We’ve found an interesting article in UK online publication, The Engineer, detailing the work of scientists at Manchester University who have developed a camera that can be used to take 3D colour X-ray images, in near real time, without the need for a synchrotron X-ray source.


Prof Robert Cernik and colleagues from the university’s School of Materials, claim their technology can identify chemicals and compounds such as cocaine, semtex, precious metals or radioactive materials, even when concealed in large objects. Specifically relating to healthcare, the system could be used to detect abnormal tissue types from biopsy samples, but it seems the possibilities are pretty endless.

So how does it work? Well, here’s the bit where we all need to learn a few new words. According to Prof Cernik; “Current imaging systems such as spiral CAT scanners do not use all the information contained in the X-ray beam. We can use all the wavelengths present to give a colour X-ray image in a number of different imaging geometries.

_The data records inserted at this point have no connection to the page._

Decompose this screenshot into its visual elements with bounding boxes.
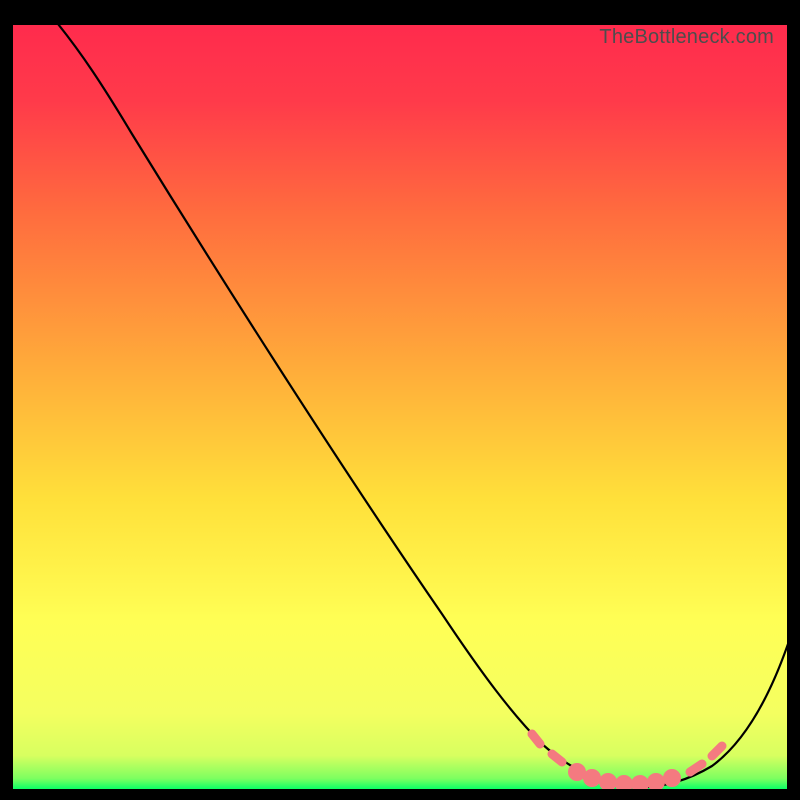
chart-frame: TheBottleneck.com bbox=[12, 24, 788, 790]
bottleneck-chart bbox=[12, 24, 788, 790]
gradient-background bbox=[12, 24, 788, 790]
attribution-text: TheBottleneck.com bbox=[599, 26, 774, 49]
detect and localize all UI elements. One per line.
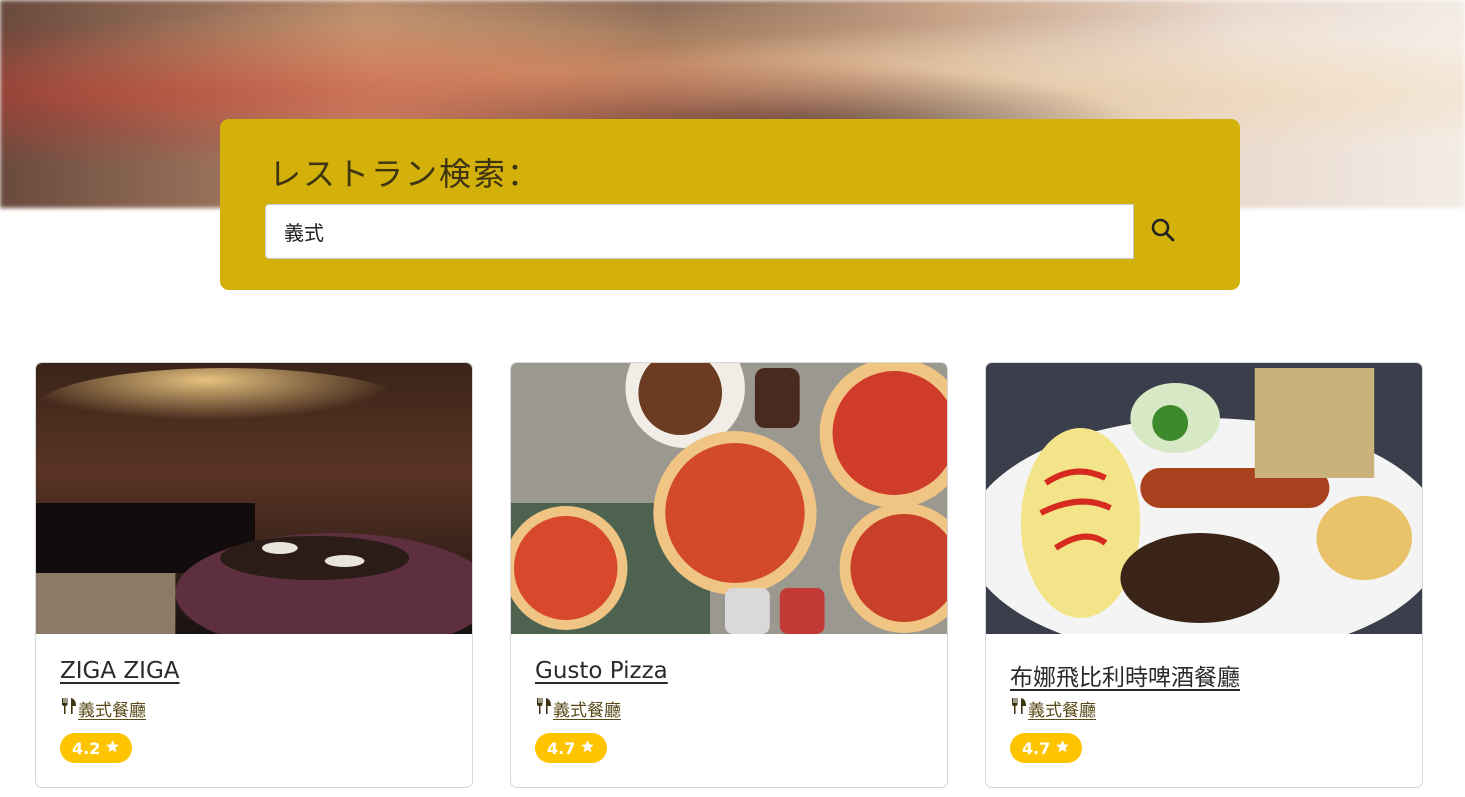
restaurant-card[interactable]: 布娜飛比利時啤酒餐廳 義式餐廳 4.7 (985, 362, 1423, 788)
restaurant-name[interactable]: ZIGA ZIGA (60, 658, 180, 684)
rating-badge: 4.7 (535, 733, 608, 763)
restaurant-category[interactable]: 義式餐廳 (60, 696, 146, 721)
restaurant-card[interactable]: ZIGA ZIGA 義式餐廳 4.2 (35, 362, 473, 788)
rating-value: 4.7 (547, 738, 576, 758)
star-icon (105, 739, 120, 758)
restaurant-name[interactable]: 布娜飛比利時啤酒餐廳 (1010, 658, 1240, 692)
restaurant-photo[interactable] (986, 363, 1422, 634)
star-icon (1055, 739, 1070, 758)
rating-badge: 4.2 (60, 733, 133, 763)
restaurant-card[interactable]: Gusto Pizza 義式餐廳 4.7 (510, 362, 948, 788)
restaurant-category[interactable]: 義式餐廳 (535, 696, 621, 721)
search-input[interactable] (265, 204, 1134, 259)
restaurant-photo[interactable] (36, 363, 472, 634)
category-label: 義式餐廳 (78, 701, 146, 721)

‘This method is often called hyperspectral imaging because it gives extra information about the material structure at each voxel of the 3D image. This extra information can be used to fingerprint the material present at each point in a 3D image.’

As well as providing more information about the object being X-rayed, this new technique is claimed to decrease the time it takes to create a 3D image. Rather than building up lots of separate images, the new system creates the image in one scanning motion that now only takes several minutes, allowing the team to claim “near real time” image generation.

The image accompanying this article shows an X-ray of a USB dongle in which the team was able to identify the different elements and components inside the dongle by analysing the energy-sensitive radiographs and fluorescence patterns. The elements or components — bromine, barium, silver, tin and zirconium — were highlighted in different colours to identify them to the system operators.
Prof Cernik is now seeking industrial partners for collaborative projects to refine the X-ray technology for each specific application, including medical imaging.